Au coeur de la vie et de l'oeuvre de Friedrich Hölderlin (1770-1843), du roman Hypérion à ses plus grands poèmes, se trouve la figure de celle qui s'impose comme l'incarnation même de sa poésie et qu'il surnomme Diotima, reprenant le nom de la mystérieuse prêtresse qui, dans le Banquet de Platon, enseigne à Socrate la nature de l'Amour.
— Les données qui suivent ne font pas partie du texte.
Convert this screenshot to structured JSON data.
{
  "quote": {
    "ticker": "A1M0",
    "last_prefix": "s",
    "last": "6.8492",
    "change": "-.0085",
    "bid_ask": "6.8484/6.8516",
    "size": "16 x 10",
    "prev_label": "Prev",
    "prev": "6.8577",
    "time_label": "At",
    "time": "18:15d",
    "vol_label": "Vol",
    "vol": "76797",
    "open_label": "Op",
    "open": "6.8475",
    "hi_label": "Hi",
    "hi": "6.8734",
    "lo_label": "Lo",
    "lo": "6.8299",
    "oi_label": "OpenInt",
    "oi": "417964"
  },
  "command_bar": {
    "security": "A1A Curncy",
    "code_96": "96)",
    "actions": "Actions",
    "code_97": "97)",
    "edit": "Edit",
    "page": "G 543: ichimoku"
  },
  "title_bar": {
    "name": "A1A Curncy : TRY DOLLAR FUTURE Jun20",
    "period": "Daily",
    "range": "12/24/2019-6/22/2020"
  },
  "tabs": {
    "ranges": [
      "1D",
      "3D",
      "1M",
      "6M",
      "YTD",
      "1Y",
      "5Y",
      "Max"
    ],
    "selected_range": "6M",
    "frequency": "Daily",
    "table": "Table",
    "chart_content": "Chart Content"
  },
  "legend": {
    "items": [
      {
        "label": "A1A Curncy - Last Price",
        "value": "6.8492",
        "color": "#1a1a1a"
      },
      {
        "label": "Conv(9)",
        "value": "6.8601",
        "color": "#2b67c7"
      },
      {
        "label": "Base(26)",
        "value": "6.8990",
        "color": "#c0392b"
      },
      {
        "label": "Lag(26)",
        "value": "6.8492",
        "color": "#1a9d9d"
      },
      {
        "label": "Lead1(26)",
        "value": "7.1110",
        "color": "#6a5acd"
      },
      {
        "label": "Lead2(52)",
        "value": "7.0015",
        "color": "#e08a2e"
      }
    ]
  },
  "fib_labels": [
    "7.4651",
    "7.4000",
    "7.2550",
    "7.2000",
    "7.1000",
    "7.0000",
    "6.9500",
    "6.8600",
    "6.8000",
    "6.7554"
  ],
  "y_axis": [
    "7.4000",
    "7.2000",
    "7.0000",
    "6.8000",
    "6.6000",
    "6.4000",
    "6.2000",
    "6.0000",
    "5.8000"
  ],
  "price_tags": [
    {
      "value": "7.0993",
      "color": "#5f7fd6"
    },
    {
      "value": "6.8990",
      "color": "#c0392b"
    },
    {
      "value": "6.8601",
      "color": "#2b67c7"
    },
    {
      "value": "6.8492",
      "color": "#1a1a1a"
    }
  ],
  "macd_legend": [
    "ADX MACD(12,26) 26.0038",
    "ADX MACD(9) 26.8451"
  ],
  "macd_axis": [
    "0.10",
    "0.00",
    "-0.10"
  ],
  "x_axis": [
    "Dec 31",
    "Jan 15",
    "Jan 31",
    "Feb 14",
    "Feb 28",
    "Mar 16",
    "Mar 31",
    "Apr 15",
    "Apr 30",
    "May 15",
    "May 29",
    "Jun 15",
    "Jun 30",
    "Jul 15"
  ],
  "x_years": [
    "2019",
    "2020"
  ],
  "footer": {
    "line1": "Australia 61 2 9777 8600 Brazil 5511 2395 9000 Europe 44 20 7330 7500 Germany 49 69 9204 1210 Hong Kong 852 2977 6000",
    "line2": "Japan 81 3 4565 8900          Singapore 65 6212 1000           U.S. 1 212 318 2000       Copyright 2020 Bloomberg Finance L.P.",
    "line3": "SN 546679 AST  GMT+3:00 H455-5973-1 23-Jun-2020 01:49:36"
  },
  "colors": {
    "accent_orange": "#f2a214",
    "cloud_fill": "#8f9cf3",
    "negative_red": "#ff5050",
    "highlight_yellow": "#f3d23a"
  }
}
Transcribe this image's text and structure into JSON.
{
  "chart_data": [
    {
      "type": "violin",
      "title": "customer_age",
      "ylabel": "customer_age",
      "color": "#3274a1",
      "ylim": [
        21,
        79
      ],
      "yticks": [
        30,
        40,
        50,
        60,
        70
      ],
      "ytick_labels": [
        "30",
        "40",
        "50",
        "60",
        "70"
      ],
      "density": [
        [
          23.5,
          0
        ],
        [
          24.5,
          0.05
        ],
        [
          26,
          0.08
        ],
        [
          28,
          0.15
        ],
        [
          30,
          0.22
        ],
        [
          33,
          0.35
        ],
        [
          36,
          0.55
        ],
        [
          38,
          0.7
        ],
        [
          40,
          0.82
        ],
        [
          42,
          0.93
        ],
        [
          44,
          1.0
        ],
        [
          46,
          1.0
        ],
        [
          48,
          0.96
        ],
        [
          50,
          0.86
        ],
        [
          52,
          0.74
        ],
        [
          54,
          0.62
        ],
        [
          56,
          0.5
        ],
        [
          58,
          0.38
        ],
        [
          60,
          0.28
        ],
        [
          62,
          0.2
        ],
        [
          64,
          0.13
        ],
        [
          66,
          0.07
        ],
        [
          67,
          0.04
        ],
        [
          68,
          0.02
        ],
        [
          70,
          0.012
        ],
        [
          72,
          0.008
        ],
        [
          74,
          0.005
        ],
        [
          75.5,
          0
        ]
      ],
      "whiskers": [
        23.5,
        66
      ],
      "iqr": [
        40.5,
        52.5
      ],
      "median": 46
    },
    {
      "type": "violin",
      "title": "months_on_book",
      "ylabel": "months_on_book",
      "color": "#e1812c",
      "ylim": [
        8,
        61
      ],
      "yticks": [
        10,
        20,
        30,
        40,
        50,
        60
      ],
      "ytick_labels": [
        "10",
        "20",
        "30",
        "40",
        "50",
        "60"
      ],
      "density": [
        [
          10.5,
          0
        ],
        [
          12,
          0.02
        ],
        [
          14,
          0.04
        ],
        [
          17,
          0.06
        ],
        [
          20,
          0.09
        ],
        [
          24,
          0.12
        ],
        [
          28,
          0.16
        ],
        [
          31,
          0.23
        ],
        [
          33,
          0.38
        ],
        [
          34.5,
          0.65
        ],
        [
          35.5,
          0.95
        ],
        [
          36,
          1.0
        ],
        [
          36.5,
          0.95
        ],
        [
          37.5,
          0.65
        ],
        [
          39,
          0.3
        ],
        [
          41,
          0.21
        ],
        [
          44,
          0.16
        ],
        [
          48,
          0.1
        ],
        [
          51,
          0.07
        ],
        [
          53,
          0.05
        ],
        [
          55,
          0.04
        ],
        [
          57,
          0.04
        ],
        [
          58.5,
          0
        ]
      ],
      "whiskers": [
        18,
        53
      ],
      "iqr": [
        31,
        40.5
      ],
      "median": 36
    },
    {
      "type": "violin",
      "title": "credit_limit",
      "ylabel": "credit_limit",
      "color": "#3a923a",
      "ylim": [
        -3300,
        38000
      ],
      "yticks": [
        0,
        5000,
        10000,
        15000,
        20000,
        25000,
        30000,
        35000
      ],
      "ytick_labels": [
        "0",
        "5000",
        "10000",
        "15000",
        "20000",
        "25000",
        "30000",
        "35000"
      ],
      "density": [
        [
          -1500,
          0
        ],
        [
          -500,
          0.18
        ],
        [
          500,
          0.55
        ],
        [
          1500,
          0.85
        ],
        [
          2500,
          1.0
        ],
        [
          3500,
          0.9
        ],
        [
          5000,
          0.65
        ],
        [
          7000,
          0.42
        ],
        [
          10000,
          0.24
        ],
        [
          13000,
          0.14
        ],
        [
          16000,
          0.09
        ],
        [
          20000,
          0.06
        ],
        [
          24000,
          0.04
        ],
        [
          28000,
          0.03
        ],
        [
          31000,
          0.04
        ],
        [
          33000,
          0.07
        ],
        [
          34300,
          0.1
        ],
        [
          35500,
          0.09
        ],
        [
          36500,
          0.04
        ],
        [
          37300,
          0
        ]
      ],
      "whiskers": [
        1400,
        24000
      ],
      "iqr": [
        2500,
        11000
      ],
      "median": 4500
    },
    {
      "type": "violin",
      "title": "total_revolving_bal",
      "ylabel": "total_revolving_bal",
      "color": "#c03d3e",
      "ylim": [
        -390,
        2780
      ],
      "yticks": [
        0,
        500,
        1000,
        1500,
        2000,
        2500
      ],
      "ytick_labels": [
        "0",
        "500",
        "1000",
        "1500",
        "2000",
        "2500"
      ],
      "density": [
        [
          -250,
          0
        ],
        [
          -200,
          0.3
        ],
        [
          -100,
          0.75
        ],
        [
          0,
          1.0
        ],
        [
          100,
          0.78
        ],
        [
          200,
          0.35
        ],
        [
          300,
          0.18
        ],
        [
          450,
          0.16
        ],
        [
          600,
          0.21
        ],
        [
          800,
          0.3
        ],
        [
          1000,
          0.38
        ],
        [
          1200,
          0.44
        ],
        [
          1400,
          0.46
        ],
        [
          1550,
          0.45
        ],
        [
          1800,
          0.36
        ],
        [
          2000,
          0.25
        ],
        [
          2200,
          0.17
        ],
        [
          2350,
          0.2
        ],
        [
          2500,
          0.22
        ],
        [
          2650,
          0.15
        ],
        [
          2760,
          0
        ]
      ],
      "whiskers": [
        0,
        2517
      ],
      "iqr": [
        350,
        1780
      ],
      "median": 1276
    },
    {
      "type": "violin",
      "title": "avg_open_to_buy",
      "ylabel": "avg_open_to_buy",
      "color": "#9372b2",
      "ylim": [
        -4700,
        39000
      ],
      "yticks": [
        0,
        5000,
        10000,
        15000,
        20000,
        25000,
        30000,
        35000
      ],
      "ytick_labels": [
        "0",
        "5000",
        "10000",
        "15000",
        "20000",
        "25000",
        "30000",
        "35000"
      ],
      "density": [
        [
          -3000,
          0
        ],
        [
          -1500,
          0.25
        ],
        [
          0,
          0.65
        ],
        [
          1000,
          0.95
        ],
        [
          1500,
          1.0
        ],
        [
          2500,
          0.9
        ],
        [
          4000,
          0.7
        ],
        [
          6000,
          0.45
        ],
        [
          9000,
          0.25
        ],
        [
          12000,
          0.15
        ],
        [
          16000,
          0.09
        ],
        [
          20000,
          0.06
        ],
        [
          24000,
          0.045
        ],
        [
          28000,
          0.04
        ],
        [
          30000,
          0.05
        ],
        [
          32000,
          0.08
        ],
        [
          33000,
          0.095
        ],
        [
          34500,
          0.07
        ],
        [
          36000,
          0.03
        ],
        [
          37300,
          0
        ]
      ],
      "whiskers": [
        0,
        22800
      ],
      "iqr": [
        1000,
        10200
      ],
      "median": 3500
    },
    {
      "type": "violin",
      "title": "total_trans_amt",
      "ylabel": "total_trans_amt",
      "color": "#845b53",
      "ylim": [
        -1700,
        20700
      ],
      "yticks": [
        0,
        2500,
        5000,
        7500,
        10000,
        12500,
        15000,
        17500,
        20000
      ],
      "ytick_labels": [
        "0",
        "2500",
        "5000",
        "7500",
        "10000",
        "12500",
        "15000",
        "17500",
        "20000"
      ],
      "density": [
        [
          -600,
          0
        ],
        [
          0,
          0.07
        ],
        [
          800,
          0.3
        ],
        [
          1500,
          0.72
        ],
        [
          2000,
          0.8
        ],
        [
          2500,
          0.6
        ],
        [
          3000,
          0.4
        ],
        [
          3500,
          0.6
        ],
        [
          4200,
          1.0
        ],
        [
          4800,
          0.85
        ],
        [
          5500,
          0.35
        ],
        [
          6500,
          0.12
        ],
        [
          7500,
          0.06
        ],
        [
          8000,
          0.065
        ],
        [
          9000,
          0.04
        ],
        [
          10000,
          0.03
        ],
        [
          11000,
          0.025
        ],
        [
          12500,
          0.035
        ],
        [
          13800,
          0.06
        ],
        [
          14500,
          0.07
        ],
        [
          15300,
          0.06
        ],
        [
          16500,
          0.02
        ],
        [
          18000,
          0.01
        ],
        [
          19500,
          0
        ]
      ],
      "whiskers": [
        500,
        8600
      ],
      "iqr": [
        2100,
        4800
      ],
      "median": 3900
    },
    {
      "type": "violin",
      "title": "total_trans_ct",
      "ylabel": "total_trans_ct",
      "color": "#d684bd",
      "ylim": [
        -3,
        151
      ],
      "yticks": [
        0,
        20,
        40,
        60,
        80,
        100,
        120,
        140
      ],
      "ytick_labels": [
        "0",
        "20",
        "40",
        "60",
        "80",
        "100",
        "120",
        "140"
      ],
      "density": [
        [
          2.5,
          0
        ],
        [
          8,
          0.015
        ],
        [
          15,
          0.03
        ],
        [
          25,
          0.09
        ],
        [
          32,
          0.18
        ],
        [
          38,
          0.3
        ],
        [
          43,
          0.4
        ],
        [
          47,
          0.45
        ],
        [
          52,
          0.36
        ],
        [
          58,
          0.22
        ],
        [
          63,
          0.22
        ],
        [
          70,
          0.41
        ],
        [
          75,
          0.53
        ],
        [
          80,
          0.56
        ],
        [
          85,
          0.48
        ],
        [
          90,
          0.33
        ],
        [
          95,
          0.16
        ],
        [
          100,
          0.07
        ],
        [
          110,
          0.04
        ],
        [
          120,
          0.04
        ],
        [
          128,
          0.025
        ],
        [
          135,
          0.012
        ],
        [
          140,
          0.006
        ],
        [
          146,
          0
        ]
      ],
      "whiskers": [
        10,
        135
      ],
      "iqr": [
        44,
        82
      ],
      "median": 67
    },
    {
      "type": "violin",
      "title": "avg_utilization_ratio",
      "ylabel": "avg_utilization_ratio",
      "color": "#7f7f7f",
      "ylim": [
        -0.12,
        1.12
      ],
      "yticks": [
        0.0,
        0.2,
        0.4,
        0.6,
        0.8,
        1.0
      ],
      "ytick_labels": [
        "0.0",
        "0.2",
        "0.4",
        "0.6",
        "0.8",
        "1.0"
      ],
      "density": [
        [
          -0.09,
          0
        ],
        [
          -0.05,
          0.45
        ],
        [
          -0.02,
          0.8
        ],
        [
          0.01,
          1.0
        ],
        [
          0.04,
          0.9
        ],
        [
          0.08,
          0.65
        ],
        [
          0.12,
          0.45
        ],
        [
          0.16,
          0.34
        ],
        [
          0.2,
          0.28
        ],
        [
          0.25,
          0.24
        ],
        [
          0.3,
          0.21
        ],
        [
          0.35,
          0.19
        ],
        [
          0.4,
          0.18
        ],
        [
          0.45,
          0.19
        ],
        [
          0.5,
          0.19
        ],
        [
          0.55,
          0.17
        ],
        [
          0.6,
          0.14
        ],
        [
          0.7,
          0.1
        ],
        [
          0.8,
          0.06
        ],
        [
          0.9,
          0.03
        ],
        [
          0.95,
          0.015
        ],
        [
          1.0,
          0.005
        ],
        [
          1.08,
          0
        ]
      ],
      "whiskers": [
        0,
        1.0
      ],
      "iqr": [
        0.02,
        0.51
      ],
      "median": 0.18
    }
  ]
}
Elle s'appelait Susette Gontard, était l'épouse d'un riche banquier, Jacob Gontard, qui engagea en 1795 Hölderlin comme précepteur de son fils aîné. Entre le poète âgé de vingt-cinq ans et la jeune femme qui, mère de quatre enfants, n'a qu'un an de plus que lui, naît une passion réciproque. Excédé par la liaison trop visible entre sa femme et son serviteur, le banquier pousse ce dernier à démissionner. Dès lors, les deux amants continueront d'échanger des lettres et de s'apercevoir en secret. Hölderlin ne cessera jamais d'aimer Susette dont la mort à trente-trois ans n'est pas étrangère à la folie dans laquelle il sombre en 1806.
Qui était Diotima ? Assez de lettres ont été conservées pour que nous puissions entendre sa voix. Les poèmes que Hölderlin lui a dédiés, publiés ici dans une nouvelle traduction, acquièrent un surcroît de sens de leur confrontation avec cette correspondance. Un ensemble de témoignages émanant de l'entourage achève de rendre ses traits véridiques à celle qui, aux yeux de la postérité, reste à jamais Diotima, une femme exceptionnelle, à la sensibilité vibrante.